Canadians Conservatives are certainly wasting no time in condemning Charlottesville, such is the power of events to taint all of conservatism. Andrew Scheer, Michelle Rempel, Patrick Brown and others are making clear they have no desire to trade on the hatred Trump and others are all too willing to ignore.
They needn’t be applauded for doing what is right and obvious, but had they not done so the Liberals would have tried to hang Charlottesville’s goat horns on the party and the movement.
The true test, however, comes when the media spotlight fades and electoral needs still have to be met. Will conservative politicians continue to shun the significant demographics behind the alt-right movement?
Courting these segments of the electorate wasn’t, until recently, worth the effort (to say nothing of the opprobrium). But the internet has taken what used to be a silent super-minority in any room, and linked them together into a potent online force.
It’s the force that delivered crucial oxygen and votes to Donald Trump in the early days of the Republican nomination, along with millions of clicks to a slew of new websites trumpeting the “alt-right.”
History will record that Trump met these “deplorables” more than halfway in his run to the presidency. Their hatred of Hillary Clinton (“lock her up”) and the establishment (“drain the swamp”), and Trump’s willingness to embrace it, was what made the “politically incorrect” real-estate mogul their choice. Trump’s embrace is what emboldened racists and supremacists to speak out and hold marches like that in Charlottesville.
In Canada, alt-right me-tooism led to the rise of Rebel Media, whose kingpin Ezra Levant regularly features leading U.S. and U.K. alt-right figures such as Paul Joseph Watson, Gavin McInnes, Jack Posobiec, Lauren Southern and Tommy Robinson.
This obviously doesn’t make all supporters of Donald Trump — or contributors and viewers of the Rebel, Breitbart and Infowars — neo-Nazis; it does make them guilty of poor judgment.
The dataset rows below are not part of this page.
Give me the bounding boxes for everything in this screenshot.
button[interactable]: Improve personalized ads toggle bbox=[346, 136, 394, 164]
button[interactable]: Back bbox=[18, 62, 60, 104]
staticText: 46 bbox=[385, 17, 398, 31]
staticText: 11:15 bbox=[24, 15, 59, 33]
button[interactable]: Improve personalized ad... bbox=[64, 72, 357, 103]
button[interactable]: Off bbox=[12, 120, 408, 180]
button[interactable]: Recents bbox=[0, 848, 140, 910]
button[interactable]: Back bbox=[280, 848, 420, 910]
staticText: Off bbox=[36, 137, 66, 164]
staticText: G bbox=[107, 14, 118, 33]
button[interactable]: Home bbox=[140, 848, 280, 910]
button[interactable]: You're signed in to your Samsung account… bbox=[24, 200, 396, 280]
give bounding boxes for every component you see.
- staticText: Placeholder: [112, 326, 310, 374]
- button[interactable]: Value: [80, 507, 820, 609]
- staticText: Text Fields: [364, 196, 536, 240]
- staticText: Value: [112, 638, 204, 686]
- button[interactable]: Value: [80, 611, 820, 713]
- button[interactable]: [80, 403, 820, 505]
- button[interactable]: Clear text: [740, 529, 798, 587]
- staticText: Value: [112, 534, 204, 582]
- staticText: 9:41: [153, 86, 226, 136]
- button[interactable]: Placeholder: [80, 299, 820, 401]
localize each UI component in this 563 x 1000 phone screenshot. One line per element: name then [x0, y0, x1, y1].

In Levant’s case, the poor judgment was deliberate in the search for audience and revenue.
It’s precisely these growing audiences for the Rebel and its counterparts that makes them attractive to conservative politicians. It’s why Conservative candidates gave interviews to Levant’s crew during this spring’s leadership race, and why Trump hoisted Breitbart’s Steve Bannon into his campaign, then into the White House.
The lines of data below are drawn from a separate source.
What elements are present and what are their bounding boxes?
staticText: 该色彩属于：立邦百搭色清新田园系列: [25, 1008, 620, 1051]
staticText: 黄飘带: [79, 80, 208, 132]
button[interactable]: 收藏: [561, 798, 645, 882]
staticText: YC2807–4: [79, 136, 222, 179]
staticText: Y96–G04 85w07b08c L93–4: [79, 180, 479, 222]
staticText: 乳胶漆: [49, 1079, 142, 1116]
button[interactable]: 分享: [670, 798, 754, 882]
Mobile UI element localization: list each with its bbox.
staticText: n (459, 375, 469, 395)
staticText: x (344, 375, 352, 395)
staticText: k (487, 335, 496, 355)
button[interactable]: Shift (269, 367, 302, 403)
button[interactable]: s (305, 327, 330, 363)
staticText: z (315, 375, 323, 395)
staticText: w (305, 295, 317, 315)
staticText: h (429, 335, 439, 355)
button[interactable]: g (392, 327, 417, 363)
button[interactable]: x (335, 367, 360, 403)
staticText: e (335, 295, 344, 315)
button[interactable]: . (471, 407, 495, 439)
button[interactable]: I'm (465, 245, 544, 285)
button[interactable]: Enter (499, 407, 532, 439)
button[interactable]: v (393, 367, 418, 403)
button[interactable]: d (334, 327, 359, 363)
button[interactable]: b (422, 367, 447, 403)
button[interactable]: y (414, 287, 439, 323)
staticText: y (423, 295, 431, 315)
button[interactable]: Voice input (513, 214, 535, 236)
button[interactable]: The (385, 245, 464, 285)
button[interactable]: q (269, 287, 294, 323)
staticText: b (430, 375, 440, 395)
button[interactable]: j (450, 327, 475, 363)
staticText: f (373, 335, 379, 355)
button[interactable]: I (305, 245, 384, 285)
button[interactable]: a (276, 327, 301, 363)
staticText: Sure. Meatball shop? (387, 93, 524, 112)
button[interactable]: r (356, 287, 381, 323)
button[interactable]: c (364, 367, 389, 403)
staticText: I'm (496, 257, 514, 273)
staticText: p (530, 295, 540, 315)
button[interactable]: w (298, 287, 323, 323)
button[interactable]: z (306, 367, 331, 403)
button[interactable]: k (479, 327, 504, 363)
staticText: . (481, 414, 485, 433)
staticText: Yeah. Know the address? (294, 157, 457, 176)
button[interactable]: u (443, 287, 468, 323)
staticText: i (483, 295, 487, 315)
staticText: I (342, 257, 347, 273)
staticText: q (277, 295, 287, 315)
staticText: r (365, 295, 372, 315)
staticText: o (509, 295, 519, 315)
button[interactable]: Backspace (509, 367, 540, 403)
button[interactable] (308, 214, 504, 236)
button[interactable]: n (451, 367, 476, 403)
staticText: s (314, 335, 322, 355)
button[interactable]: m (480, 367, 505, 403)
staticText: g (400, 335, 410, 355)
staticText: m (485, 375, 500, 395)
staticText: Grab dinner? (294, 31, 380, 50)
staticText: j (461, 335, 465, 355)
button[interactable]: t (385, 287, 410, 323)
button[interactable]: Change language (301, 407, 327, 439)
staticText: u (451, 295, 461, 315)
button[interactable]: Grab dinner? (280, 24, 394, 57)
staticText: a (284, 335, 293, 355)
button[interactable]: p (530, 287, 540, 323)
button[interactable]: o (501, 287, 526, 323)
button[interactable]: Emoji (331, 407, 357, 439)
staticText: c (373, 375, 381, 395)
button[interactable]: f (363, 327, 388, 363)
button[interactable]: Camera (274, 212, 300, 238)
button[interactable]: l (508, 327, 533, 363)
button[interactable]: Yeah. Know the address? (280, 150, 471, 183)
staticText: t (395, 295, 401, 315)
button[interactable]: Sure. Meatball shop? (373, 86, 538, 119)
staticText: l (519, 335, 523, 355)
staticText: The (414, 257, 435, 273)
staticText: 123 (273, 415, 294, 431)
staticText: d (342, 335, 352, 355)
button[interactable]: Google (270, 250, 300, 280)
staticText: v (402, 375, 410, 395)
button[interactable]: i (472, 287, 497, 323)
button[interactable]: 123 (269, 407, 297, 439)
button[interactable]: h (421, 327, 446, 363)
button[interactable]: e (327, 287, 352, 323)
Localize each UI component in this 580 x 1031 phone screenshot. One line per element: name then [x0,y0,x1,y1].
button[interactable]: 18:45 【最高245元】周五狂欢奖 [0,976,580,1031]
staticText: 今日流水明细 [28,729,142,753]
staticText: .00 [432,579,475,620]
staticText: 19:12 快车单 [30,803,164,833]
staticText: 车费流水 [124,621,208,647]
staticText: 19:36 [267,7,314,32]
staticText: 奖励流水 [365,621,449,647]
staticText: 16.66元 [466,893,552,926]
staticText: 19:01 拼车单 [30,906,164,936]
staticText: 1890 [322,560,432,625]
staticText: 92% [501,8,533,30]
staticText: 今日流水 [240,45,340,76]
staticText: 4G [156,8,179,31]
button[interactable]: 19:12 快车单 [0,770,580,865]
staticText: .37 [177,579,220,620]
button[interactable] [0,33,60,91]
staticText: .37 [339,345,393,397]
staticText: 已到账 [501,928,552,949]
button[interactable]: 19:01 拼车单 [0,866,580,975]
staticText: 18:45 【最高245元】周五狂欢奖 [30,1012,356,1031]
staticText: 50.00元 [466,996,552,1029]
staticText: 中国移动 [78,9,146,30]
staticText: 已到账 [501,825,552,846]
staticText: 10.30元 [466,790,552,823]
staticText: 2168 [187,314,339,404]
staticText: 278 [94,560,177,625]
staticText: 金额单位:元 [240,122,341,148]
But a few bad apples really do spoil the whole bunch, as Levant found out this week when two of his more mainstream apples — Brian Lilley and Barbara Kay — quit rather than continue on in the wake of Charlottesville.
The lesson for Canadian Conservatives is straightforward: avoid click-merchants and work harder to promote true conservative principles.
Anyone can preach to the converted. Only the weak exploit a grievance and make it deeper. These are the marks of political cowardice, not shrewd electoral strategy.
It takes courage to take on those with extreme views in your own coalition and patience to engage with those who don’t share your political views at all.
Conservatives should speak to people, not whistle past them.